👻02. Afraid

2.6K 179 4
                                    

Abell menganga, masih shock dengan apa yang dia dengar. Dia tidak salah dengar, kan?

Abell mencoba protes karena ia tidak mau ada seseorang yang berada didekatnya, itu pasti akan membuatnya tidak nyaman.

"Tapi pak... Kenapa harus saya? Jangan dong! Saya tidak mau."

"Kenapa kamu tidak mau duduk sama, Regan?" Tanya Pak Didi, pria tua itu bersedekap dada. Mengangkat sebelah alisnya tinggi-tinggi, "Apa kamu sudah mengenal dan punya masalah dengan, Regan, sebelumnya?"

Dengan cepat Abell menggeleng. "Saya tidak mengenalnya. Dan saya hanya tidak mau duduk sama dia!"

Semua menatap heran dan kesal kepada Abell. Lagi-lagi Abell menghiraukan isi hati mereka yang menyumpah serpahinya hingga membuatnya sakit hati.

Huft, walaupun ia sudah terbiasa namun rasa sakit itu masih ada.
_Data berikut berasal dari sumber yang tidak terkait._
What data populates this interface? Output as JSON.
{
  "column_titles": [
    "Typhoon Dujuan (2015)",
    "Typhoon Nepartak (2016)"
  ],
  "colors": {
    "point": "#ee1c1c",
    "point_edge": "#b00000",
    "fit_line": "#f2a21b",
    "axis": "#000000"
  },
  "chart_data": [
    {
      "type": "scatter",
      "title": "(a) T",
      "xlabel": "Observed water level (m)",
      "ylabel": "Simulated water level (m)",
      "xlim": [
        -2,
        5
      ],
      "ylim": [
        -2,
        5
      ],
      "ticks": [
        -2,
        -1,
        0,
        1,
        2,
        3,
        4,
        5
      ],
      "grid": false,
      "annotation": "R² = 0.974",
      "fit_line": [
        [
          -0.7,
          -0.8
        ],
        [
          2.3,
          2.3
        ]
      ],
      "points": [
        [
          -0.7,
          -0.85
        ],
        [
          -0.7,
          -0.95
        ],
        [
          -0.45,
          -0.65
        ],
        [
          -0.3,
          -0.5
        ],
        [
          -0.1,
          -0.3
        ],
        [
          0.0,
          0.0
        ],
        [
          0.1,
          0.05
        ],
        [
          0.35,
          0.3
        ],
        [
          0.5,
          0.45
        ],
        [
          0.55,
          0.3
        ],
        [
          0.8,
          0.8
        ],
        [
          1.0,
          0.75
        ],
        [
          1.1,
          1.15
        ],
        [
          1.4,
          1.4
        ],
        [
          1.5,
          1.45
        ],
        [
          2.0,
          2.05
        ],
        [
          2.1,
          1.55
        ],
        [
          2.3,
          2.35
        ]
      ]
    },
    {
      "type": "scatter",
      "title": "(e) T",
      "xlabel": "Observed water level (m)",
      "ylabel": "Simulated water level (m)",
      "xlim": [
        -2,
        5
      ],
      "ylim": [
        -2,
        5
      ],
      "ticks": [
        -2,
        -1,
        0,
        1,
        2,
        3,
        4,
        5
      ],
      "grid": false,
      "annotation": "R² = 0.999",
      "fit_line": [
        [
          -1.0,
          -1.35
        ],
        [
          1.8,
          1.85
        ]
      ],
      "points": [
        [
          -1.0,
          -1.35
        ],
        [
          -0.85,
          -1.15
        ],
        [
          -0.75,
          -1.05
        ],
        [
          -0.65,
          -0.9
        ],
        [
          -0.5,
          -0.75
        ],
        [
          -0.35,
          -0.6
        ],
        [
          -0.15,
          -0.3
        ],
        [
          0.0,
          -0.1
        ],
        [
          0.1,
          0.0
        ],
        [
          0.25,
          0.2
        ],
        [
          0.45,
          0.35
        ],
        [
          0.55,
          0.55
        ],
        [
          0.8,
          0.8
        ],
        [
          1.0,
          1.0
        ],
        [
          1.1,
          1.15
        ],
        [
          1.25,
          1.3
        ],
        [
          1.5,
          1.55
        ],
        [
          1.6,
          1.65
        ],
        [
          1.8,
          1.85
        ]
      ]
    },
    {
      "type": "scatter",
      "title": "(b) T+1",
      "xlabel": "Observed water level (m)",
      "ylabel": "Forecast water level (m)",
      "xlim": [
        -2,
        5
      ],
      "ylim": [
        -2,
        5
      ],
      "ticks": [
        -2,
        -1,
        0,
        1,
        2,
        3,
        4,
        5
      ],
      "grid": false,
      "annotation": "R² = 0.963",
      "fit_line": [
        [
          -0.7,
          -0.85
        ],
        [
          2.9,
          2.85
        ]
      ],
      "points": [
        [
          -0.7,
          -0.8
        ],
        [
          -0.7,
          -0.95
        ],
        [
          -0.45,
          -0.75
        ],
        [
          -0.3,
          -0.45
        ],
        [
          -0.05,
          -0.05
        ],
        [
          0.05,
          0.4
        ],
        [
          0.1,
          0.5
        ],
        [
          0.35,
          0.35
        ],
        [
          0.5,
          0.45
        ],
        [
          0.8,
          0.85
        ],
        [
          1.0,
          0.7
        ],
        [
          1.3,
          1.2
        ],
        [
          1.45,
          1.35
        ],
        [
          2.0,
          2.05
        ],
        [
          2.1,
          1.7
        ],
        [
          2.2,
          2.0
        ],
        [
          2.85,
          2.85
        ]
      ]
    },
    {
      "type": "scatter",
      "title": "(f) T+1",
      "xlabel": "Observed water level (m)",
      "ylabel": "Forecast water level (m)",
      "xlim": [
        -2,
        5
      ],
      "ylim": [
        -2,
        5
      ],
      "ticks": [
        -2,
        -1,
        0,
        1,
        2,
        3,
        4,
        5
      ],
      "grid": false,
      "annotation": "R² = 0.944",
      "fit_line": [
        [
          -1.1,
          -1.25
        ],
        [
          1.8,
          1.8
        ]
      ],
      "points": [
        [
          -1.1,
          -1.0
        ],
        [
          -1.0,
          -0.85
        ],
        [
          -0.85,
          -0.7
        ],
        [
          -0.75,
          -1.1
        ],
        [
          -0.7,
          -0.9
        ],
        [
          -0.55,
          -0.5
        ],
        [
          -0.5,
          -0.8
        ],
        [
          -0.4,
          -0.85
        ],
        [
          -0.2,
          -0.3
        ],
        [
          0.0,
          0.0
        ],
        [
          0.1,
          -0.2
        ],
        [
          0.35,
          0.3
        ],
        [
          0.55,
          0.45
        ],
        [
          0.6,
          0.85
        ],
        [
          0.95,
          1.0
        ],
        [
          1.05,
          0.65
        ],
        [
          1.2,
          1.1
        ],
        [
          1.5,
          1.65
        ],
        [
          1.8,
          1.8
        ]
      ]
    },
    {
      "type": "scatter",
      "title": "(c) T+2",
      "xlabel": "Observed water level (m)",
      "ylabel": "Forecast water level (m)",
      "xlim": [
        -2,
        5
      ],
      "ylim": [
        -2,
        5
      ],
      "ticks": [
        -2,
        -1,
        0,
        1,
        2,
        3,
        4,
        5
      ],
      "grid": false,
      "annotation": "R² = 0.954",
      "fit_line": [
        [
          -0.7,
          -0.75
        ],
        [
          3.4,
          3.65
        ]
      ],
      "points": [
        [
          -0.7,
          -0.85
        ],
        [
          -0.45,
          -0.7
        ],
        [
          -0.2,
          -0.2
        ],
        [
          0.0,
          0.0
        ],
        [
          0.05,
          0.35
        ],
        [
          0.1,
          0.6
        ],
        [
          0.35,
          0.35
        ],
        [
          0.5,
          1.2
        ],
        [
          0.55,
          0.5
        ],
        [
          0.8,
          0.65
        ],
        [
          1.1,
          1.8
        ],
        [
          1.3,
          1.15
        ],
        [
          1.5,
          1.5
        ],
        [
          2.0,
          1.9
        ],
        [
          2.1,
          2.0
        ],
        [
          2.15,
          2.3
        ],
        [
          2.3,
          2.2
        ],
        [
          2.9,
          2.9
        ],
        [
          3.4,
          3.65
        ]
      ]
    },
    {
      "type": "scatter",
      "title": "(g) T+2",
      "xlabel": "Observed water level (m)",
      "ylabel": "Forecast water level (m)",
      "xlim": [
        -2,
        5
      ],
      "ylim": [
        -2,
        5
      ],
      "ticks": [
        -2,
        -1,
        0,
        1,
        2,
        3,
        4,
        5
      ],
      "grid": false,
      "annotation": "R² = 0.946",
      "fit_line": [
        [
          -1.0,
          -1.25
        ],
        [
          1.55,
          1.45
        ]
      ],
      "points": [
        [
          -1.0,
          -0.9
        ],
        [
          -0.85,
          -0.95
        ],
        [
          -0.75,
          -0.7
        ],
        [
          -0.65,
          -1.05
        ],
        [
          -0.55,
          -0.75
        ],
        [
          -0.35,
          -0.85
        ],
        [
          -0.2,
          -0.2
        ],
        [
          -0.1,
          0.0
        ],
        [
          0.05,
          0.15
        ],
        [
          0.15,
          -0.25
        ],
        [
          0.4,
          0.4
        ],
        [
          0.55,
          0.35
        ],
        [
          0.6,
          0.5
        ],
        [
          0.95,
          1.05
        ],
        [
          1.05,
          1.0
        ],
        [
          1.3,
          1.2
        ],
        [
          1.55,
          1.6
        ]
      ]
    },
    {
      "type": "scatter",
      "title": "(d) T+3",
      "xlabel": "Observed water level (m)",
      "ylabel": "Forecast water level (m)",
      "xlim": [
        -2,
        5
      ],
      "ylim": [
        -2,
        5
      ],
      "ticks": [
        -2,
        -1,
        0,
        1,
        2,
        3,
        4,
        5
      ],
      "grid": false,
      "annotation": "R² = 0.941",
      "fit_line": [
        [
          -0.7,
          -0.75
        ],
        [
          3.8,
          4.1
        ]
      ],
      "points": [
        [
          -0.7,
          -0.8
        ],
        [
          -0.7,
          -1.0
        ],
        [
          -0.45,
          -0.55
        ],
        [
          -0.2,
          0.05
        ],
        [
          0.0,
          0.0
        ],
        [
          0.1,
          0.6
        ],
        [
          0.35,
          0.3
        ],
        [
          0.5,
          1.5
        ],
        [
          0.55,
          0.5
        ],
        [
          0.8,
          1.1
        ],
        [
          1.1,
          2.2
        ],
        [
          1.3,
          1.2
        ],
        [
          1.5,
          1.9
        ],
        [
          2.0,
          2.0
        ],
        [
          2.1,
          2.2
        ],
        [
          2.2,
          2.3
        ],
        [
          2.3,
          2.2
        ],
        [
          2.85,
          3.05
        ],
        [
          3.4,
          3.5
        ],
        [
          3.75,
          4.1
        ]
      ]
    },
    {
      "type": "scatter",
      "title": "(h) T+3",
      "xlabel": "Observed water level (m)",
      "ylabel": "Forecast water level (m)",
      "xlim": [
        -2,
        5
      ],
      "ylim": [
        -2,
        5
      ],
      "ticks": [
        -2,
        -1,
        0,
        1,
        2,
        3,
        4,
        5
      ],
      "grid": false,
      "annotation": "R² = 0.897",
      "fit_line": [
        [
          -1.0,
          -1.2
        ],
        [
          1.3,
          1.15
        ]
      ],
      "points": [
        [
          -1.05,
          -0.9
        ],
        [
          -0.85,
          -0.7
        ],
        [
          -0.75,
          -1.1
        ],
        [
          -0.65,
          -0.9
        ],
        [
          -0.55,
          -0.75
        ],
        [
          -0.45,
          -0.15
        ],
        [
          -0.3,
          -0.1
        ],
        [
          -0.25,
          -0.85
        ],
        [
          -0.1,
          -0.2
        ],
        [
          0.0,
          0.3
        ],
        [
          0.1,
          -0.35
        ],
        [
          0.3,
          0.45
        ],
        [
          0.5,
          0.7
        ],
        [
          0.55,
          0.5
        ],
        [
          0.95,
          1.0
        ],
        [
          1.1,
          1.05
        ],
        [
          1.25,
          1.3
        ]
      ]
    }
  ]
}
Ia juga sama seperti mereka, Abell pun sama punya hati. Meskipun sifatnya dingin dan cuek.

"Alasannya itu apa, Abella...?" Desah pak Didi panjang, heran dengan satu muridnya itu. Andai Abell bukan salah satu murid terpintar dan emas mungkin sudah ia sembur air comberan sedari tadi.

"Ya... Sa-- saya cuma tidak mau saja. Lagian masih banyak yang kosong juga, kok!" Keluh Abell, dan masih kekeuh untuk tidak mau duduk sebangku dengan murid baru itu. Karena firasat Abell berkata jika tidak baik duduk dengan cowok itu.

"Semua kursi sudah penuh dan tinggal bangku sebelah kamu saja yang kosong!"

Abell mengedarkan pandangannya dan benar saja. Ia mendengus keras, hendak protes tapi sudah di potong kembali oleh pak Didi.

"Sudah kamu jangan ngebantah lagi! Jangan buat murid baru menjadi tidak nyaman di sini. Regan.. sana duduk sama Abell. Saya harap kamu betah disini."

Cowok itu mengangguk lalu berjalan menghampiri bangku Abell dengan wajah datar.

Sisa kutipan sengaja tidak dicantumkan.